Instituto de Ciencia de Materiales, Consejo Superior de Investigaciones Científicas (CSIC), Campus de Cantoblanco, 28049 Madrid, Spain.
J Chem Phys. 2011 Mar 7;134(9):094510. doi: 10.1063/1.3559466.
Ice Ih has been studied by path-integral molecular dynamics simulations, using the effective q-TIP4P/F potential model for flexible water. This has allowed us to analyze finite-temperature quantum effects in this solid phase from 25 to 300 K at ambient pressure.

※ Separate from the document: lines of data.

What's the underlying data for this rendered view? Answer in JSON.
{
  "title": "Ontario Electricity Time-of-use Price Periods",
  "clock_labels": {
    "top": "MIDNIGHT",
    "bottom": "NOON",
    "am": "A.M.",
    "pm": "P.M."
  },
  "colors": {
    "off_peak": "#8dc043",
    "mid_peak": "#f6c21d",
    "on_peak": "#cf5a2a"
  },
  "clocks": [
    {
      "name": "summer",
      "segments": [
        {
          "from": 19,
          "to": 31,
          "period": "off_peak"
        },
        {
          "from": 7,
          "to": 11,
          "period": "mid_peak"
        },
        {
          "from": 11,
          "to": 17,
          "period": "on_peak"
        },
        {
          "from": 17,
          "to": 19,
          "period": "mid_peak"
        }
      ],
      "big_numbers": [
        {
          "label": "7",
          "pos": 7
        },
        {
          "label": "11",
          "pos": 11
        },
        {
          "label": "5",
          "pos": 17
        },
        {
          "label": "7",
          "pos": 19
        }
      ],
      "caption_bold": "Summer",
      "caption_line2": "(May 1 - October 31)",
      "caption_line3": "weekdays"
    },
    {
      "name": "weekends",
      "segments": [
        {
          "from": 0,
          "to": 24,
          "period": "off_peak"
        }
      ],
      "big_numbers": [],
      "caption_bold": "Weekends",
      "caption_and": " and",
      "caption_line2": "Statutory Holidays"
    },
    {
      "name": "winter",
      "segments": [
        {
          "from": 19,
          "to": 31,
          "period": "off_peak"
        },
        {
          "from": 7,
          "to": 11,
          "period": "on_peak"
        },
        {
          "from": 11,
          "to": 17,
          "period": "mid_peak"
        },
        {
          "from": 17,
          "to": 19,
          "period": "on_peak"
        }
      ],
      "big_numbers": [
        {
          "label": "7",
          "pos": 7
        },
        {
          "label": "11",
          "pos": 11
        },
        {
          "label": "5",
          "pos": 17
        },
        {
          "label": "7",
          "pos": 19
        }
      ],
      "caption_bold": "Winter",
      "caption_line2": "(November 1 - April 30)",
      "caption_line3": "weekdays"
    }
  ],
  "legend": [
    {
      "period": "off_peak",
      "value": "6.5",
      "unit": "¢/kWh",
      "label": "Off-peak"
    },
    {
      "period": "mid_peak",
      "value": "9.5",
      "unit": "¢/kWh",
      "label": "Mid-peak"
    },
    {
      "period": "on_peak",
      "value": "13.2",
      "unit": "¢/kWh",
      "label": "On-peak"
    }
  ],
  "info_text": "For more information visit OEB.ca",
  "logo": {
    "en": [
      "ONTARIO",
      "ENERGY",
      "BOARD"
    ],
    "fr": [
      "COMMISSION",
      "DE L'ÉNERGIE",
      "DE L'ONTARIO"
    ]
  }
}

Among these effects we find a negative thermal expansion of ice at low temperatures, which does not appear in classical molecular dynamics simulations. The compressibility derived from volume fluctuations gives results in line with experimental data. We have analyzed isotope effects in ice Ih by considering normal, heavy, and tritiated water. In particular, we studied the effect of changing the isotopic mass of hydrogen on the kinetic energy and atomic delocalization in the crystal as well as on structural properties such as interatomic distances and molar volume. For D(2)O ice Ih at 100 K we obtained a decrease in molar volume and intramolecular O-H distance of 0.6% and 0.4%, respectively, as compared to H(2)O ice.
冰 Ih 已通过路径积分分子动力学模拟进行了研究,使用了用于柔性水的有效 q-TIP4P/F 势能模型。这使我们能够在环境压力下从 25 到 300 K 的温度范围内分析该固相中的有限温度量子效应。在这些效应中,我们发现冰在低温下存在负热膨胀,而这在经典分子动力学模拟中并未出现。从体积波动得出的压缩系数给出了与实验数据相符的结果。我们通过考虑普通、重水和氚化水研究了冰 Ih 的同位素效应。特别地,我们研究了改变氢的同位素质量对晶体中动能和原子离域的影响,以及对原子间距离和摩尔体积等结构性质的影响。对于 100 K 的 D(2)O 冰 Ih,与 H(2)O 冰相比,摩尔体积和分子内 O-H 距离分别减少了 0.6%和 0.4%。